I work in social media, so I’ve seen how this goes, but I can’t not say something. My heart is too broken not to.
See, I don’t like getting political on the internet because I have watched time and time again as people forget that there is a very real human being at the other end of their rage-ladened comments. But this weekend, the rage went beyond the internet and out into the streets in a manner I cannot abide. As this reached far beyond political, I can also no longer abide being silent.
To see scripture references scrawled on signs in the name of hate toward fellow image-bearers in such an ugly, appalling, and shameless way makes me sick. And angry. And so homesick it hurts.
Because what happened this weekend was evil.

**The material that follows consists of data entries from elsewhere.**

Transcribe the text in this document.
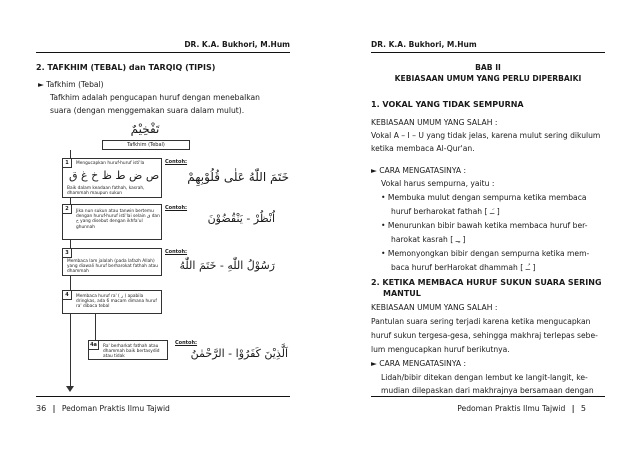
DR. K.A. Bukhori, M.Hum
2. TAFKHIM (TEBAL) dan TARQIQ (TIPIS)
► Tafkhim (Tebal)
Tafkhim adalah pengucapan huruf dengan menebalkan
suara (dengan menggemakan suara dalam mulut).
تَفْخِيْمٌ
Tafkhim (Tebal)
1	Mengucapkan huruf-huruf isti'la
ص ض ط ظ خ غ ق
Baik dalam keadaan fathah, kasrah, dhammah maupun sukun
Contoh:
خَتَمَ اللّٰهُ عَلٰى قُلُوْبِهِمْ
2	Jika nun sukun atau tanwin bertemu dengan huruf-huruf isti'lai selain ق dan خ yang disebut dengan ikhfa'ul ghunnah
Contoh:
اُنْظُرْ - يَنْقُضُوْنَ
3
Membaca lam jalalah (pada lafazh Allah) yang diawali huruf berharokat fathah atau dhammah
Contoh:
رَسُوْلُ اللّٰهِ - خَتَمَ اللّٰهُ
4	Membaca huruf ra' ( ر ) apabila dringkas, ada 6 macam dimana huruf ra' dibaca tebal
4a	Ra' berharkat fathah atau dhammah baik bertasydid atau tidak
Contoh:
اَلَّذِيْنَ كَفَرُوْا - الرَّحْمٰنُ
36 | Pedoman Praktis Ilmu Tajwid
DR. K.A. Bukhori, M.Hum
BAB II
KEBIASAAN UMUM YANG PERLU DIPERBAIKI
1. VOKAL YANG TIDAK SEMPURNA
KEBIASAAN UMUM YANG SALAH :
Vokal A – I – U yang tidak jelas, karena mulut sering dikulum
ketika membaca Al-Qur'an.
► CARA MENGATASINYA :
Vokal harus sempurna, yaitu :
• Membuka mulut dengan sempurna ketika membaca
huruf berharokat fathah [ ـَـ ]
• Menurunkan bibir bawah ketika membaca huruf ber-
harokat kasrah [ ـِـ ]
• Memonyongkan bibir dengan sempurna ketika mem-
baca huruf berHarokat dhammah [ ـُـ ]
2. KETIKA MEMBACA HURUF SUKUN SUARA SERING
MANTUL
KEBIASAAN UMUM YANG SALAH :
Pantulan suara sering terjadi karena ketika mengucapkan
huruf sukun tergesa-gesa, sehingga makhraj terlepas sebe-
lum mengucapkan huruf berikutnya.
► CARA MENGATASINYA :
Lidah/bibir ditekan dengan lembut ke langit-langit, ke-
mudian dilepaskan dari makhrajnya bersamaan dengan
Pedoman Praktis Ilmu Tajwid | 5
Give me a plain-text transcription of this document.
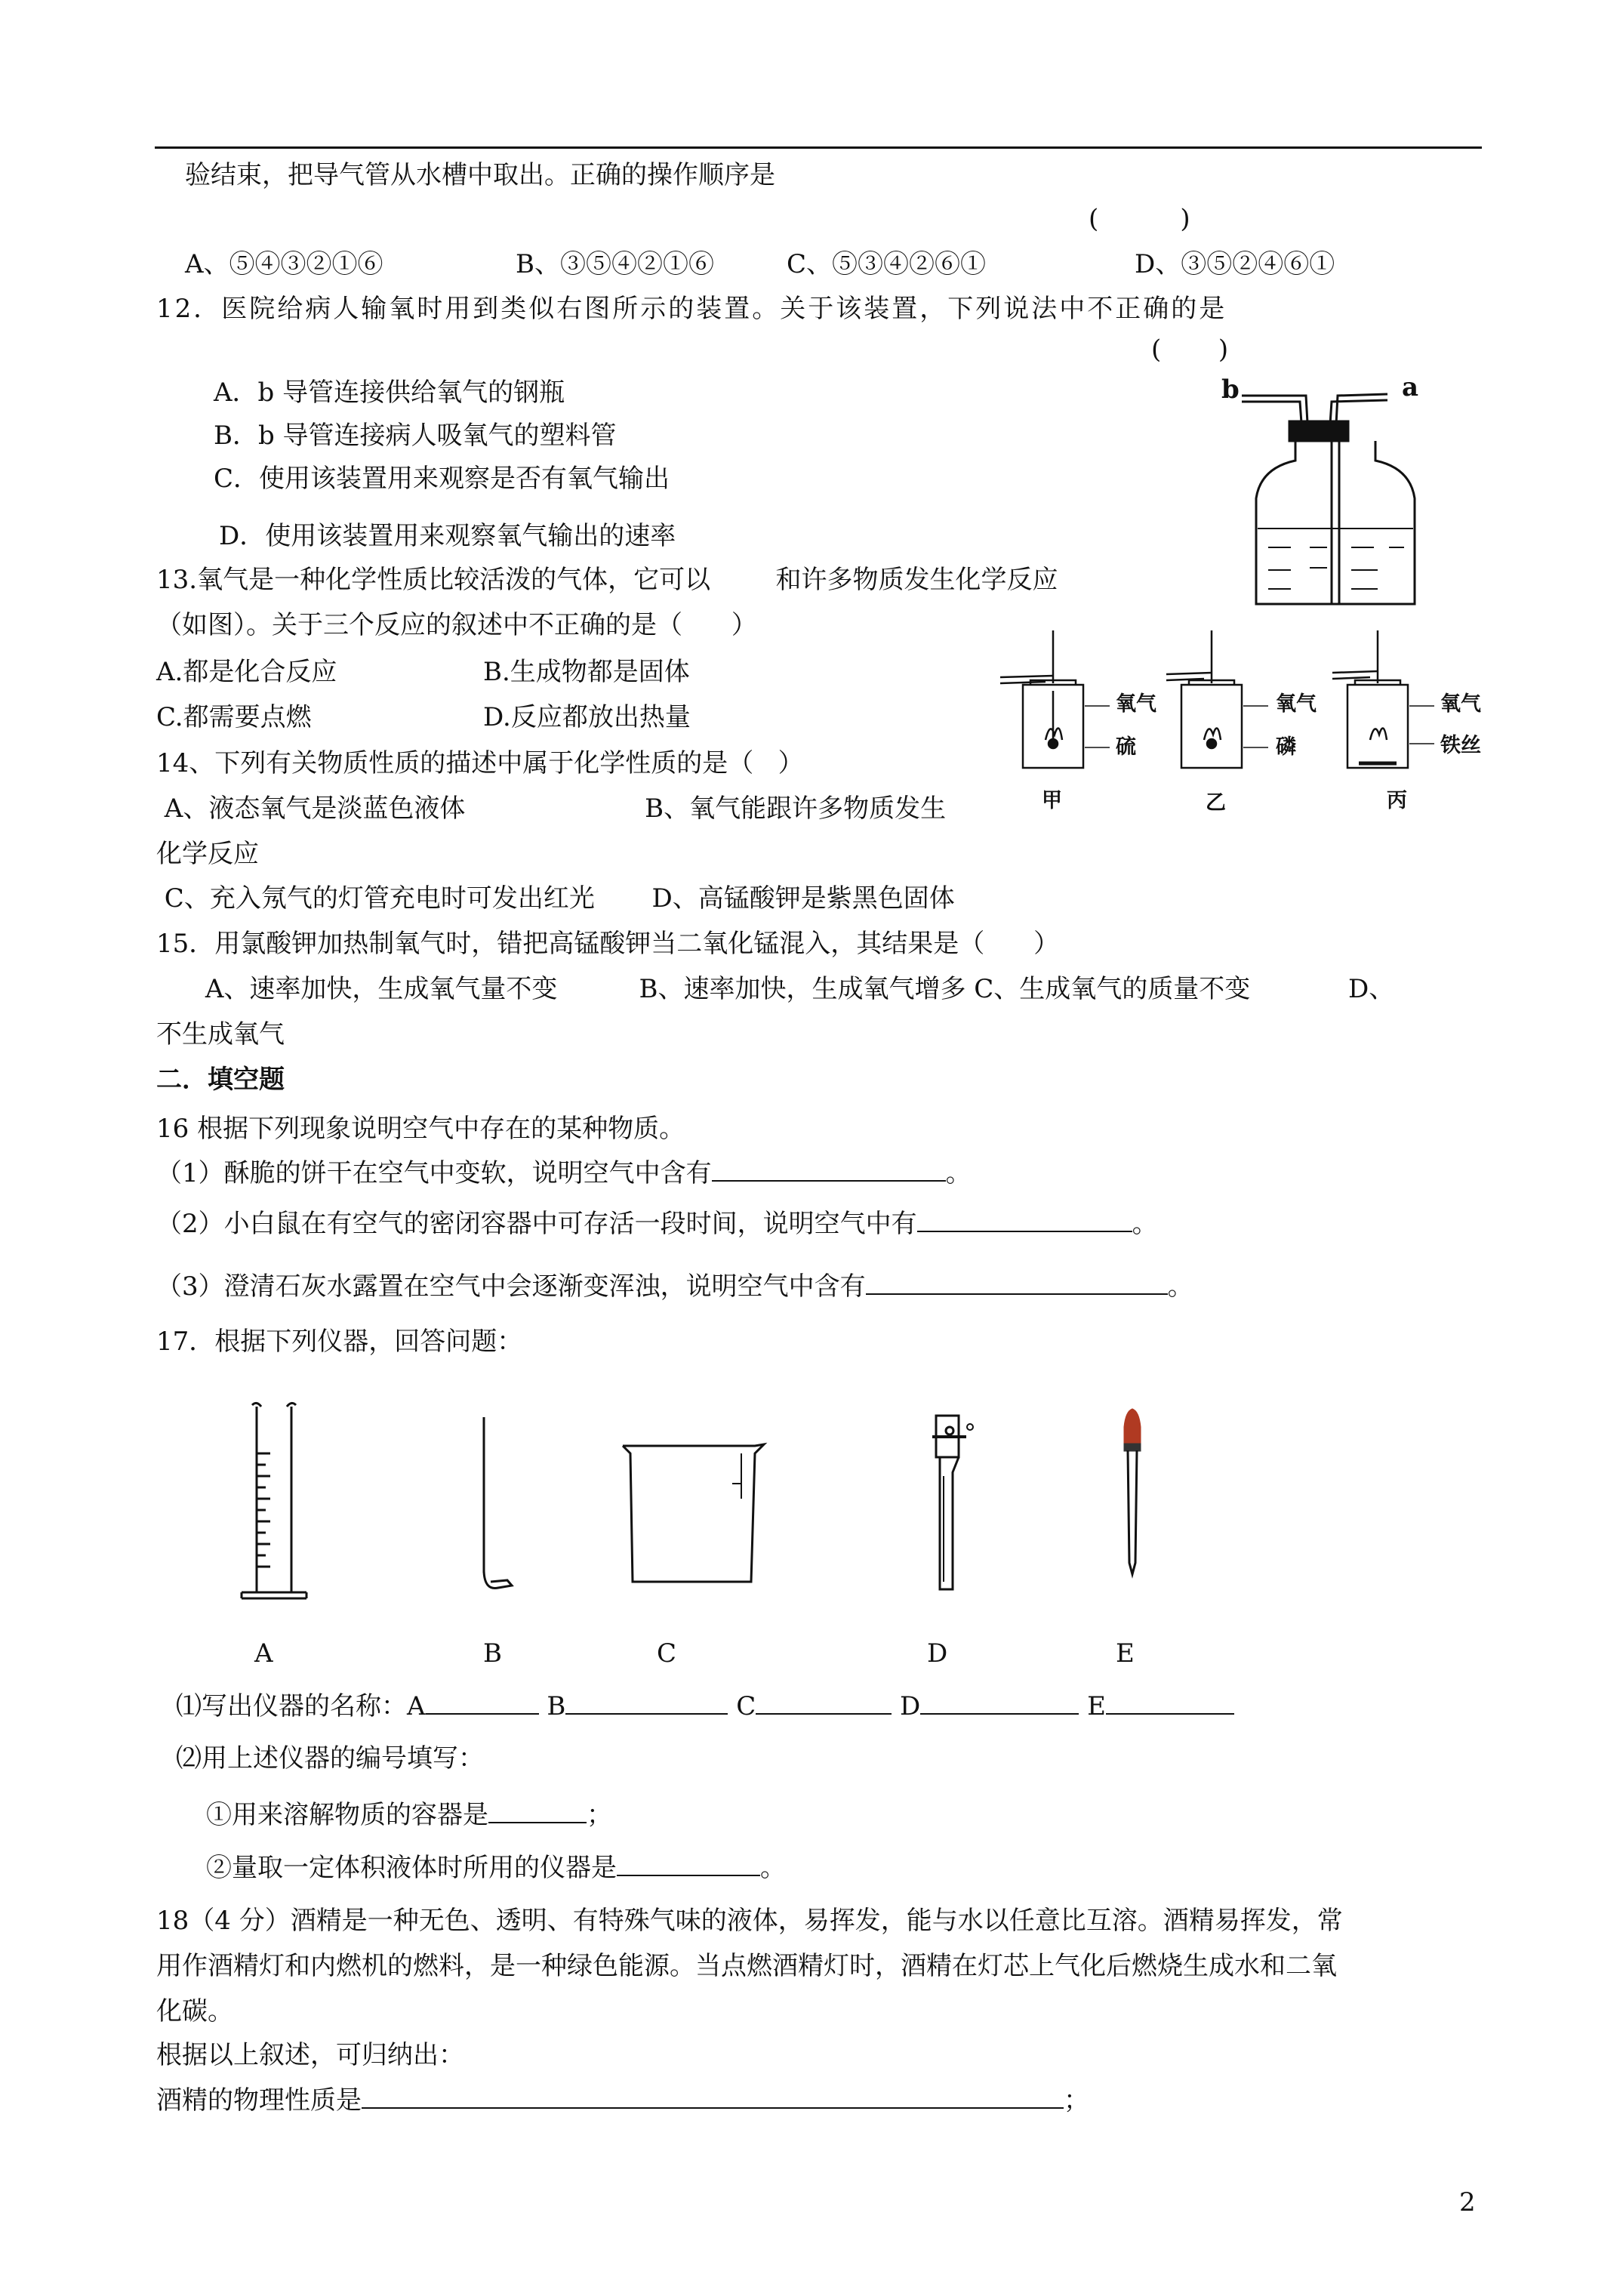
验结束，把导气管从水槽中取出。正确的操作顺序是
(          )
A、⑤④③②①⑥	B、③⑤④②①⑥	C、⑤③④②⑥①	D、③⑤②④⑥①
12．医院给病人输氧时用到类似右图所示的装置。关于该装置，下列说法中不正确的是
(       )
A．b 导管连接供给氧气的钢瓶
B．b 导管连接病人吸氧气的塑料管
C．使用该装置用来观察是否有氧气输出
D．使用该装置用来观察氧气输出的速率
b	a
13.氧气是一种化学性质比较活泼的气体，它可以        和许多物质发生化学反应
（如图）。关于三个反应的叙述中不正确的是（      ）
A.都是化合反应	B.生成物都是固体
C.都需要点燃	D.反应都放出热量	氧气
硫
氧气
磷
氧气
铁丝
甲	乙	丙
14、下列有关物质性质的描述中属于化学性质的是（   ）
A、液态氧气是淡蓝色液体                      B、氧气能跟许多物质发生
化学反应
C、充入氖气的灯管充电时可发出红光       D、高锰酸钾是紫黑色固体
15．用氯酸钾加热制氧气时，错把高锰酸钾当二氧化锰混入，其结果是（      ）
A、速率加快，生成氧气量不变          B、速率加快，生成氧气增多 C、生成氧气的质量不变            D、
不生成氧气
二．填空题
16 根据下列现象说明空气中存在的某种物质。
（1）酥脆的饼干在空气中变软，说明空气中含有	。
（2）小白鼠在有空气的密闭容器中可存活一段时间，说明空气中有	。
（3）澄清石灰水露置在空气中会逐渐变浑浊，说明空气中含有	。
17．根据下列仪器，回答问题：
A	B	C	D	E
⑴写出仪器的名称：A	B	C	D	E
⑵用上述仪器的编号填写：
①用来溶解物质的容器是	；
②量取一定体积液体时所用的仪器是	。
18（4 分）酒精是一种无色、透明、有特殊气味的液体，易挥发，能与水以任意比互溶。酒精易挥发，常
用作酒精灯和内燃机的燃料，是一种绿色能源。当点燃酒精灯时，酒精在灯芯上气化后燃烧生成水和二氧
化碳。
根据以上叙述，可归纳出：
酒精的物理性质是	；
2
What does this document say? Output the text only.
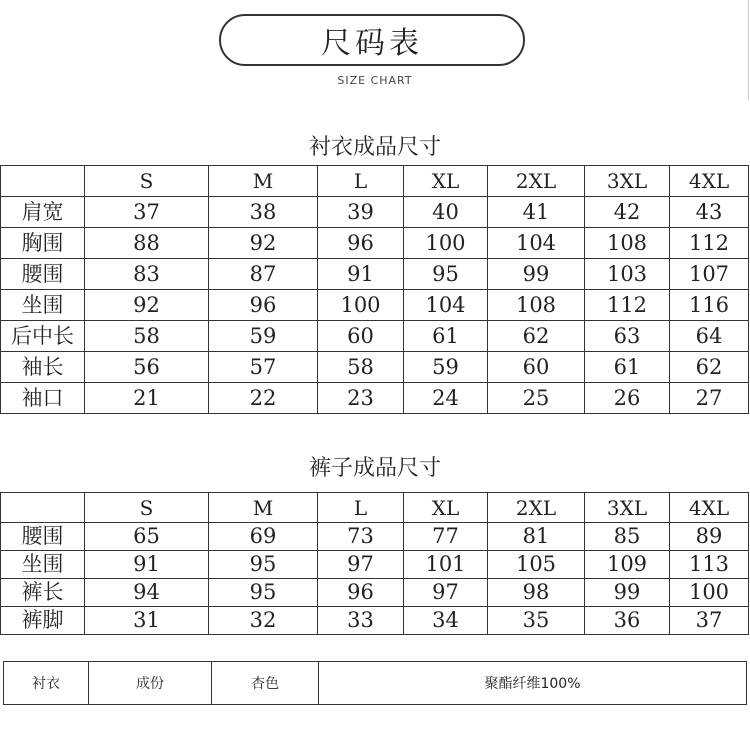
尺码表
SIZE CHART
衬衣成品尺寸
	S	M	L	XL	2XL	3XL	4XL
肩宽	37	38	39	40	41	42	43
胸围	88	92	96	100	104	108	112
腰围	83	87	91	95	99	103	107
坐围	92	96	100	104	108	112	116
后中长	58	59	60	61	62	63	64
袖长	56	57	58	59	60	61	62
袖口	21	22	23	24	25	26	27
裤子成品尺寸
	S	M	L	XL	2XL	3XL	4XL
腰围	65	69	73	77	81	85	89
坐围	91	95	97	101	105	109	113
裤长	94	95	96	97	98	99	100
裤脚	31	32	33	34	35	36	37
衬衣	成份	杏色	聚酯纤维100%
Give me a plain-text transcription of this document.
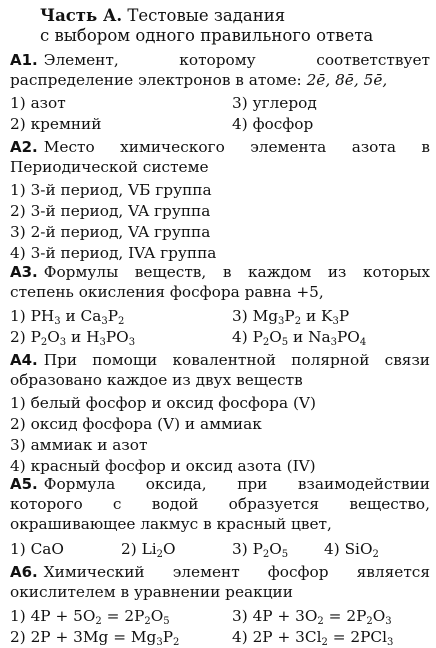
Часть А. Тестовые задания
с выбором одного правильного ответа

А1. Элемент, которому соответствует распределение электронов в атоме: 2ē, 8ē, 5ē,

1) азот	3) углерод
2) кремний	4) фосфор

А2. Место химического элемента азота в Периодической системе

1) 3-й период, VБ группа
2) 3-й период, VA группа
3) 2-й период, VA группа
4) 3-й период, IVA группа

А3. Формулы веществ, в каждом из которых степень окисления фосфора равна +5,

1) $PH_3$ и $Ca_3P_2$	3) $Mg_3P_2$ и $K_3P$
2) $P_2O_3$ и $H_3PO_3$	4) $P_2O_5$ и $Na_3PO_4$

А4. При помощи ковалентной полярной связи образовано каждое из двух веществ

1) белый фосфор и оксид фосфора (V)
2) оксид фосфора (V) и аммиак
3) аммиак и азот
4) красный фосфор и оксид азота (IV)

А5. Формула оксида, при взаимодействии которого с водой образуется вещество, окрашивающее лакмус в красный цвет,

1) CaO	2) $Li_2O$	3) $P_2O_5$ 4) SiO$_2$

А6. Химический элемент фосфор является окислителем в уравнении реакции

1) $4P + 5O_2 = 2P_2O_5$	3) $4P + 3O_2 = 2P_2O_3$
2) $2P + 3Mg = Mg_3P_2$	4) $2P + 3Cl_2 = 2PCl_3$
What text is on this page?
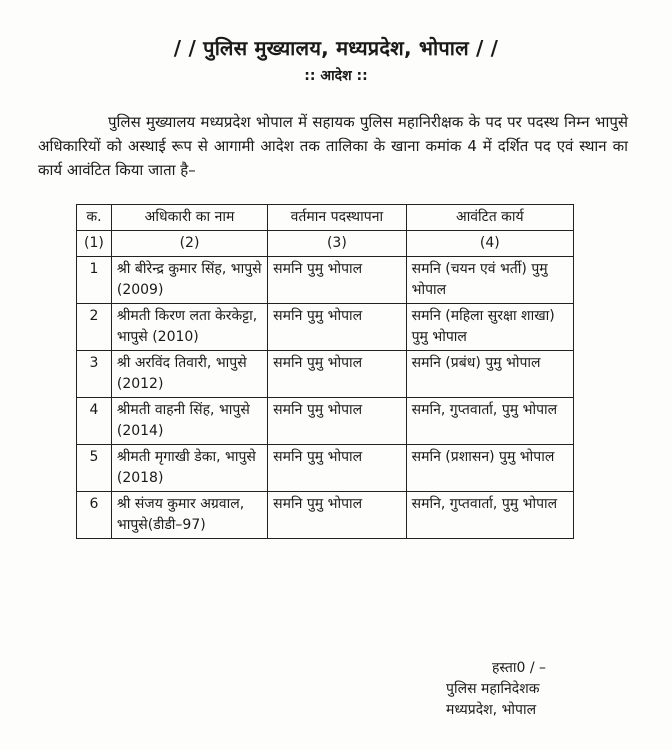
/ / पुलिस मुख्यालय, मध्यप्रदेश, भोपाल / /
:: आदेश ::
पुलिस मुख्यालय मध्यप्रदेश भोपाल में सहायक पुलिस महानिरीक्षक के पद पर पदस्थ निम्न भापुसे अधिकारियों को अस्थाई रूप से आगामी आदेश तक तालिका के खाना कमांक 4 में दर्शित पद एवं स्थान का कार्य आवंटित किया जाता है–
क.	अधिकारी का नाम	वर्तमान पदस्थापना	आवंटित कार्य
(1)	(2)	(3)	(4)
1	श्री बीरेन्द्र कुमार सिंह, भापुसे (2009)	समनि पुमु भोपाल	समनि (चयन एवं भर्ती) पुमु भोपाल
2	श्रीमती किरण लता केरकेट्टा, भापुसे (2010)	समनि पुमु भोपाल	समनि (महिला सुरक्षा शाखा) पुमु भोपाल
3	श्री अरविंद तिवारी, भापुसे (2012)	समनि पुमु भोपाल	समनि (प्रबंध) पुमु भोपाल
4	श्रीमती वाहनी सिंह, भापुसे (2014)	समनि पुमु भोपाल	समनि, गुप्तवार्ता, पुमु भोपाल
5	श्रीमती मृगाखी डेका, भापुसे (2018)	समनि पुमु भोपाल	समनि (प्रशासन) पुमु भोपाल
6	श्री संजय कुमार अग्रवाल, भापुसे(डीडी–97)	समनि पुमु भोपाल	समनि, गुप्तवार्ता, पुमु भोपाल
हस्ता0 / –
पुलिस महानिदेशक
मध्यप्रदेश, भोपाल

There was nothing justified in the action of those white supremacists—because we call ugly hateful things what they are.
I’ve watched a lot of broking things go down because the church remained silent and right now I can’t be silent.
But I have no words, just a heavy feeling of lament. My sphere of influence is small, but I’m committed not to just shed a tear, shrug a shoulder, and move on. So I sit with the tension here.
In doing some work over the weekend, I ran across some beautiful words from Martin Luther King, Jr. I think we all need:
The church must be reminded that it is not the master or the servant of the state, but rather the conscience of the state. It must be the guide and the critic of the state, and never its tool.
If the church does not recapture its prophetic zeal, it will become an irrelevant social club without moral or spiritual authority. If the church does not participate actively in the struggle for peace and for economic and racial justice, it will forfeit the loyalty of millions and cause men everywhere to say that it has atrophied its will.
But if the church will free itself from the shackles of a deadening status quo, and, recovering its great historic mission, will speak and act fearlessly and insistently in terms of justice and peace, it will enkindle the imagination of mankind and fire the souls of men, imbuing them with a glowing and ardent love for truth, justice, and peace.
—Martin Luther King Jr., “A Knock at Midnight”
I am praying today that our imaginations are realigned with God’s. I’m praying that we remember that courage comes after obedience. I’m praying we remember that no matter a person’s race, religion, or political bent, we are image-bearers—and that is so beautiful.
Perfect love casts out fear. May this stir us closer toward perfect love.
If you want to take a next step with me, pick up a copy of Ken Wytsma’s latest release The Myth of Equality. His thoughts are so relevant and needed in these dark times.
We are never without hope. We are the salt of the earth and a light on a hill. Truth can never be drowned out and love never fails—even in the face of such blatant despicable hate. I stand for my fellow image-bearers.